# Selling EV Car Project



## Richard Wood (Jun 27, 2008)

Hi Folks,

As I'm selling my house soon, and likely into something quite small in Wellington, I've decided I likely need to sell my incomplete EV Car project as is.
I've put it up on TradeMe to see if any interest.

The TradeMe link is:
http://www.trademe.co.nz/Browse/Listing.aspx?id=944714478

Give me a yell on 0274 974 837 if you are interested.
I'm selling as one lot, not selling the electric components separately as I don't want to be left with bits and pieces.
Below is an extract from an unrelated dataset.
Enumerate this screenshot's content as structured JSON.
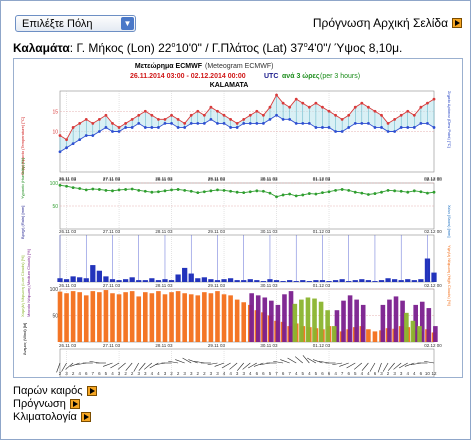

If I don't sell I'll still try to find a way to complete it.

Best wishes
Richard


----------



## Richard Wood (Jun 27, 2008)

Hi. 

Have re-listed this EV car as an auction. Definitely a way to get all these parts and a Warp 9 motor economically.
http://www.trademe.co.nz/Browse/Listing.aspx?id=985437549

If this doesn't sell this way I may be willing to sell the Warp 9 motor separately along with any parts you specifically require. If interested you can contact me on 0274 974 837

Cheers
Richard


----------



## CitroCees (Oct 2, 2010)

Your Trademe add has expired. Can you list the details: motor, controller, etc?


----------